I almost blacked out when the nurse at the Colonial Health Center told me that my $10 instant blood test was “a strong positive” for mono. It was midterms. I had five tests over the next four days and it took two people and a ginger ale to keep me from fainting off the examination table from anxiety. I was prescribed a high-strength dose of ibuprofen and a steroid for my pain, but the only thing I was given for my classes was a vague, standardized note that asked my professors to “consider my diagnosis when assessing class absence and assignment completion.” Turns out, the other unwritten symptoms of mono include low attendance, dropping grades and falling behind in every subject.
My doctor’s note didn’t offer professors an explanation of my individual case, which was severe to say the least: I had a 102 degree fever, achy joints, splitting headaches, swollen lymph nodes and on top of everything, I caught a rare strain of strep throat. But my professors would never know that, nor were they required to accommodate me. Bismark State College classifies mono as a temporary medical condition so that students can qualify for services like extra allotted absences, notetakers and even special testing circumstances during the course of their illness. To alleviate additional headaches for students with mono, GW should integrate similar, low-cost policies into their Disability Support Services office so that a mono diagnosis is not a GPA death-sentence.

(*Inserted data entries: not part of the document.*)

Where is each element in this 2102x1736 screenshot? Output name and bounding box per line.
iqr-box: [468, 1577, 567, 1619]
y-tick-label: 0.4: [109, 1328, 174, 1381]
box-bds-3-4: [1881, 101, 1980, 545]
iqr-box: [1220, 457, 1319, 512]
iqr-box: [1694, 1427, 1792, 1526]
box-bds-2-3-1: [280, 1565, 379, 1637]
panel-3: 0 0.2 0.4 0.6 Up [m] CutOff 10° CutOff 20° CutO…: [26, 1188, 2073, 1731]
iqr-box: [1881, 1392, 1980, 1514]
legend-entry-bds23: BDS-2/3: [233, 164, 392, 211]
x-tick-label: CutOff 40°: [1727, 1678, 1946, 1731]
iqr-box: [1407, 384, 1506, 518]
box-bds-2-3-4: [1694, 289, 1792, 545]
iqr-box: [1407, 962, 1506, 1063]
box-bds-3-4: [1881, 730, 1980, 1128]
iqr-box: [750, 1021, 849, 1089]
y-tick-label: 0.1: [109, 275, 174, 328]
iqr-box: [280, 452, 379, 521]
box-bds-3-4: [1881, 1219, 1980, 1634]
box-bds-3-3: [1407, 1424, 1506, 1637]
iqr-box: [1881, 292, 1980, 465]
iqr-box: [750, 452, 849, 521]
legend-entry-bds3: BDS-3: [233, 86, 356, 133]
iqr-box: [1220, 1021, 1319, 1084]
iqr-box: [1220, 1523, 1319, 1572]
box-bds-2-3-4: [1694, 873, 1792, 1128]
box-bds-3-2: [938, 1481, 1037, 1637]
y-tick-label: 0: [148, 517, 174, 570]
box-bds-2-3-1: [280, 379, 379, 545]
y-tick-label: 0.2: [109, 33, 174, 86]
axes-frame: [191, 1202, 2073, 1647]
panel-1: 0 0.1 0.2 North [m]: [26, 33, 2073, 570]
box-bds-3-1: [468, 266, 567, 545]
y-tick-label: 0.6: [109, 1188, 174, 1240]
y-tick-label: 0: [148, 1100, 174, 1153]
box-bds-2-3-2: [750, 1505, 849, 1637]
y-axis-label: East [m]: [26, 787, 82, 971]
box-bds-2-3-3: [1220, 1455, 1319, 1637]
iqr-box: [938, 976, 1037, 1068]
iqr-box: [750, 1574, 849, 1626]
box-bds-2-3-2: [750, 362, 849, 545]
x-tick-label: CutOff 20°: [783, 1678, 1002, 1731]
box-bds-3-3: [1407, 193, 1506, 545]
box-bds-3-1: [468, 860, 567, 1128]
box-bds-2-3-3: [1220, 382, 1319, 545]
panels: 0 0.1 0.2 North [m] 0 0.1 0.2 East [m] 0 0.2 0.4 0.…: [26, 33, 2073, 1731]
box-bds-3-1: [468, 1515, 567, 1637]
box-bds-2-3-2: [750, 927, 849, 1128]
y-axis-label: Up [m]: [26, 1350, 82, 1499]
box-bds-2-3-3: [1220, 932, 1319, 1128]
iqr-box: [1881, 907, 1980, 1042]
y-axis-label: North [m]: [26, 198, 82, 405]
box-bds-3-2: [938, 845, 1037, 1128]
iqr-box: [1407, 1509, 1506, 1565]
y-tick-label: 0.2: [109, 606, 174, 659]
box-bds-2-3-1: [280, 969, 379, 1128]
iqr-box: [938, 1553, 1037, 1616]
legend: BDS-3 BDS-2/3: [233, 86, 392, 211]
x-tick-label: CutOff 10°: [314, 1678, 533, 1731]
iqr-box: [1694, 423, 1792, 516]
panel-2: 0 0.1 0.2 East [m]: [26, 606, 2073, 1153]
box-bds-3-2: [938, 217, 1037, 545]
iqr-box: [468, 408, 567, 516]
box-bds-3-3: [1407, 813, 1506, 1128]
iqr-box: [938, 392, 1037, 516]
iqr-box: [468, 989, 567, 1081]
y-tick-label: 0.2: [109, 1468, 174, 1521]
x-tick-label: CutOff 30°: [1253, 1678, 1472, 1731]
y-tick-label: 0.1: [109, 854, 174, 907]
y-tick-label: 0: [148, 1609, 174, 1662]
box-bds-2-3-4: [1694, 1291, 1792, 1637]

Although the “kissing disease” seems infamous, most people don’t actually understand mono. Mono is caused by the Epstein-Barr virus. It is easy to catch and college campuses seem to be a breeding ground for the illness. It is transmitted through saliva, so anyone can be infected through a cough or sneeze, or by sharing glasses and food utensils. More than 95 percent of adults in the U.S. have been exposed to Epstein-Barr, but only 35 to 50 percent of these adolescents and young adults ages 10 to 19 develop symptoms. Symptoms like fever and sore throat usually lessen within a couple of weeks, but extreme fatigue and painful lymph nodes can last for months longer. At the bare minimum, GW’s mono note should add a short description of what mono is and the symptoms commonly associated with it so that students don’t need to educate their professors.
Missing two weeks of class feels like a lifetime. My perfect attendance record was tarnished and consequently, so were my grades. I’m taking a 7 a.m. LSPA class this year on high-intensity interval training workouts, and like the name implies, it’s intense. Despite the fact many patients with mono have enlarged spleens that could rupture unless they avoid strenuous exercise, it is University policy to fail students who miss more than six sessions of an LSPA class. I don’t plan to fail my college gym class, but it became a close possibility.
Students with mono at Drexel University don’t have to worry about dropping a class due to low attendance because their health center provides excused absence notes directly to professors for students who will be out of class for an extended period of time. Franklin and Marshall College offers the same kind of policy, and their director of health services will personally email professors with the student’s consent. GW should allow extra excused absences for students who are diagnosed with mono, especially if participating in class activities could worsen their condition.
Even in my classes with “unlimited excused absences,” I was still struggling to study for tests and quizzes with blank notebooks and no lecture notes. Very few of my professors post daily notes on Blackboard and classmates around me weren’t able to give me helpful notes. Texas A&M University’s Counseling and Career Services Office helps to prevent students from falling behind by recruiting volunteer note takers for students with temporary disabilities, which includes severe cases of mono. GW already recruits note takers, but they’re only available to students who are registered with DSS. Because this is a pre-existing service, it would be easy to include students with mono.
After 23 emails to my professors, I was able to schedule makeup tests for two of my midterms. And following a few all-nighters – which were not recommended by my doctor – I’m very proud of the B’s I earned. But perhaps if GW had an alternative-environment testing center, rescheduling would have been less of a hassle for my professors and me. At the College of St. Scholastica, the Center for Equal Access’ Testing Center can be used by students who were diagnosed with illnesses that have long-term effects, like mono. St. Scholastica’s testing center is located in their library and there’s definitely some unused space in Gelman Library that could be designated for the same purpose.
At any given time, there are 11 to 48 cases of mono for every 1,000 college students, and symptoms can linger for weeks and even months. It’s mid-November and my health is on the mend, but my grades are still recovering because GW’s support for students with mono needs to consist of more than just two sentences on a piece of paper.
Sydney Erhardt, a senior majoring in international affairs, is a Hatchet columnist.